September 23, 2020
Amanda Peters is an AP Human Geography and AP U.S. Government teacher and although this is her first year on campus, she has been teaching for nine years, eight of which have been in Frisco ISD. Prior to working as a teacher, Peters worked as a litigation paralegal and worked in governmental relations for Boys & Girls Clubs of America. Wingspan sat down with Peters to find out about her experience as a teacher.
Wingspan: Which college did you attend, and what did you major in?
Wingspan: What career did you want to pursue growing up?
Peters: “When I was younger, I wanted to be an attorney. I think I liked arguing as a child. I thought that was what attorneys did – I learned later that there is a lot more involved, and there were aspects of the profession that did not appeal to me.”
Wingspan: What made you want to work here?
Peters: “I heard that Liberty had a great social studies department, and I was excited about working closer to my home.”
Wingspan: In your opinion, what are the biggest challenges that teachers are facing in online learning?
Peters: “I think the biggest challenge is keeping virtual students engaged and excited about learning. Students are burned out on being at-home and bored with learning. Trying to build excitement and interest is challenging, and I hope that my enthusiasm for the subjects I teach comes through the screen and helps motivate students.”
Wingspan: What would you like to accomplish this year?
Peters: “As in previous years, I want to build lasting relationships with students and help them connect with the world beyond Frisco. I love hearing from former students and following their journey into adulthood.”
Wingspan: How has working here been different from working at other schools?
Peters: “I have been pleasantly surprised at how much Liberty staff and students rally to support each other. In the middle of our rapidly changing situation, I see lots of everyday heroes digging deep to make the best of each day, getting the job done, and support each other with patience and grace.”
Wingspan: What has been your favorite part about teaching and why?
Peters: “I love the ‘ah-hah moments’ – when I see the learning connections being made by students that make my planning and hard work worth it.”
Wingspan: What inspired you to become a teacher?
Peters: “At the Boys & Girls Club, I worked with students across the country who were receiving scholarships. Hearing their acceptance speeches in which many credited the teachers who inspired them to make significant changes in their lives was inspirational. I wanted to be one of those teachers who pushes students to recognize that sometimes the most important lessons in life don’t come from textbooks or lectures, the importance of becoming a life-long learner, being an active and responsible citizen, and building time management skills that will serve them no matter where life takes them.”
Wingspan: If you couldn’t be a teacher, what job occupation would you choose?
Peters: “I would probably raise llamas – they have amazingly unique personalities, much like my students! Or working at Starbucks for the employee discount to keep my coffee addiction going might be a good plan.”
Wingspan: What do you like to do in your free time?

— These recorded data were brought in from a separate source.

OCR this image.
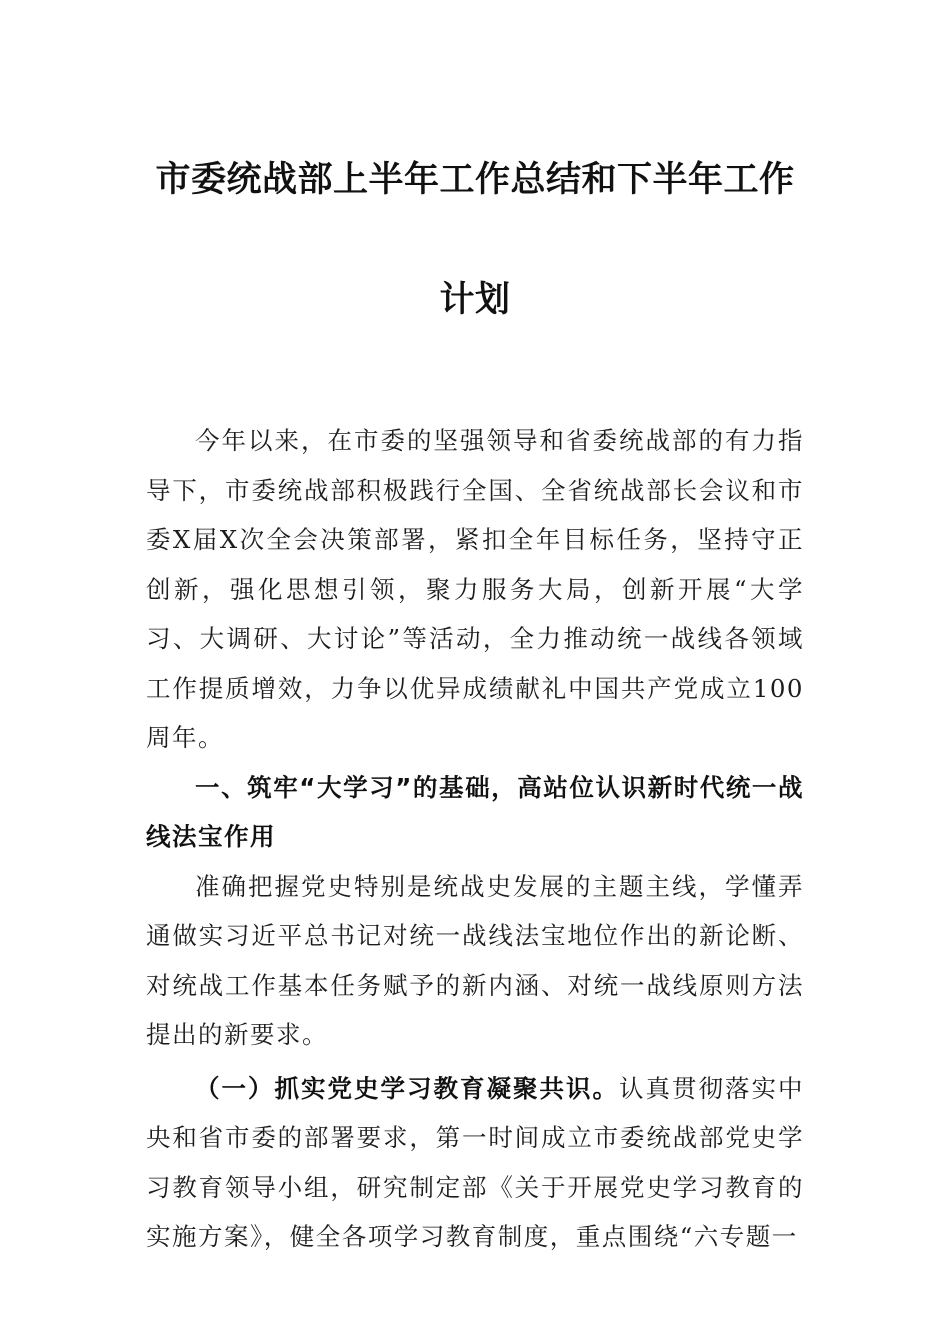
市委统战部上半年工作总结和下半年工作
计划

今年以来，在市委的坚强领导和省委统战部的有力指导下，市委统战部积极践行全国、全省统战部长会议和市委X届X次全会决策部署，紧扣全年目标任务，坚持守正创新，强化思想引领，聚力服务大局，创新开展“大学习、大调研、大讨论”等活动，全力推动统一战线各领域工作提质增效，力争以优异成绩献礼中国共产党成立100周年。

一、筑牢“大学习”的基础，高站位认识新时代统一战线法宝作用

准确把握党史特别是统战史发展的主题主线，学懂弄通做实习近平总书记对统一战线法宝地位作出的新论断、对统战工作基本任务赋予的新内涵、对统一战线原则方法提出的新要求。

（一）抓实党史学习教育凝聚共识。认真贯彻落实中央和省市委的部署要求，第一时间成立市委统战部党史学习教育领导小组，研究制定部《关于开展党史学习教育的实施方案》，健全各项学习教育制度，重点围绕“六专题一
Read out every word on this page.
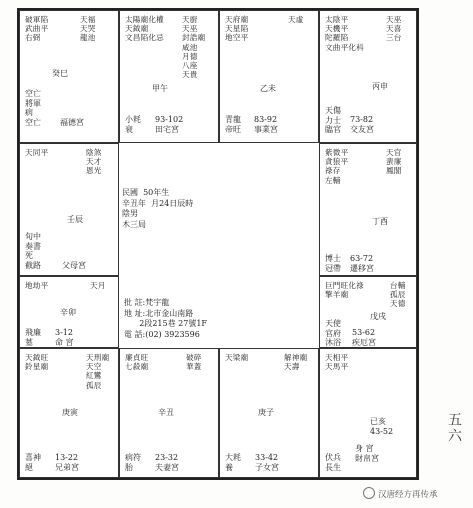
破軍陷
武曲平
右弼
天福
天哭
龍池
癸巳
空亡
將軍
病
空亡 福德宮
太陽廟化權
天鉞廟
文昌陷化忌
天廚
天巫
封誥廟
咸池
月德
八座
天貴
甲午
小耗
衰
93-102
田宅宮
天府廟
天星陷
地空平
天虛
乙未
青龍
帝旺
83-92
事業宮
太陰平
天機平
陀羅陷
文曲平化科
天巫
天喜
三台
丙申
天傷
力士
臨官
73-82
交友宮
天同平	陰煞
天才
恩光
壬辰
旬中
奏書
死
截路	父母宮
民國  50年生
辛丑年  月24日辰時
陰男
木三局
批 註:梵宇龍
地 址:北市金山南路
2段215巷 27號1F
電 話:(02) 3923596
紫微平
貪狼平
祿存
左輔
天官
蜚廉
鳳閣
丁酉
博士
冠帶
63-72
遷移宮
地劫平	天月
辛卯
飛廉
墓
3-12
命 宮
巨門旺化祿
擎羊廟
台輔
孤辰
天德
戊戌
天使
官府
沐浴
53-62
疾厄宮
天鉞旺
鈴星廟
天刑廟
天空
紅鸞
孤辰
庚寅
喜神
絕
13-22
兄弟宮
廉貞旺
七殺廟
破碎
華蓋
辛丑
病符
胎
23-32
夫妻宮
天梁廟	解神廟
天壽
庚子
大耗
養
33-42
子女宮
天相平
天馬平
已亥
43-52
伏兵
長生
身 宮
財帛宮
五六
汉唐经方再传承
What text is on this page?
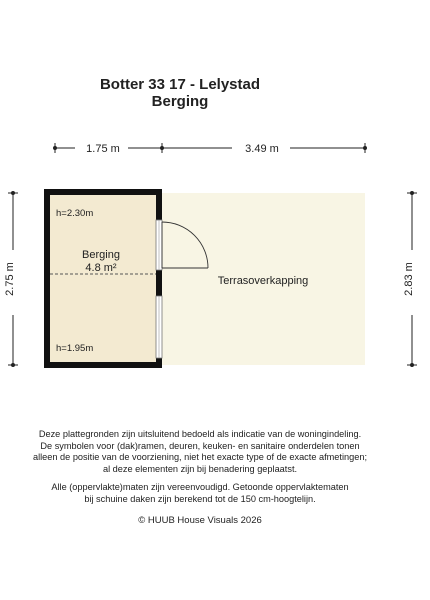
Botter 33 17 - Lelystad
Berging
1.75 m	3.49 m
2.75 m	2.83 m
h=2.30m
Berging
4.8 m²
h=1.95m
Terrasoverkapping
Deze plattegronden zijn uitsluitend bedoeld als indicatie van de woningindeling.
De symbolen voor (dak)ramen, deuren, keuken- en sanitaire onderdelen tonen
alleen de positie van de voorziening, niet het exacte type of de exacte afmetingen;
al deze elementen zijn bij benadering geplaatst.
Alle (oppervlakte)maten zijn vereenvoudigd. Getoonde oppervlaktematen
bij schuine daken zijn berekend tot de 150 cm-hoogtelijn.
© HUUB House Visuals 2026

Peters: “READING! My bookshelf is almost entirely non-fiction; I love learning new things. However, I have a short attention span, so I tend to rotate between several books. I get about 20-25 pages into a book and then switch. It takes me longer to get through a book, but I find I make more connections and retain more by re-engaging with a book repeatedly. It is a habit I picked up in graduate school that has stuck.”
Wingspan: To this day, what accomplishment of yours that you are most proud of?
Peters: “My children! I have a freshman in high school and one in college. We have great conversations, and I am proud of the people they are becoming as they grow into their personalities.”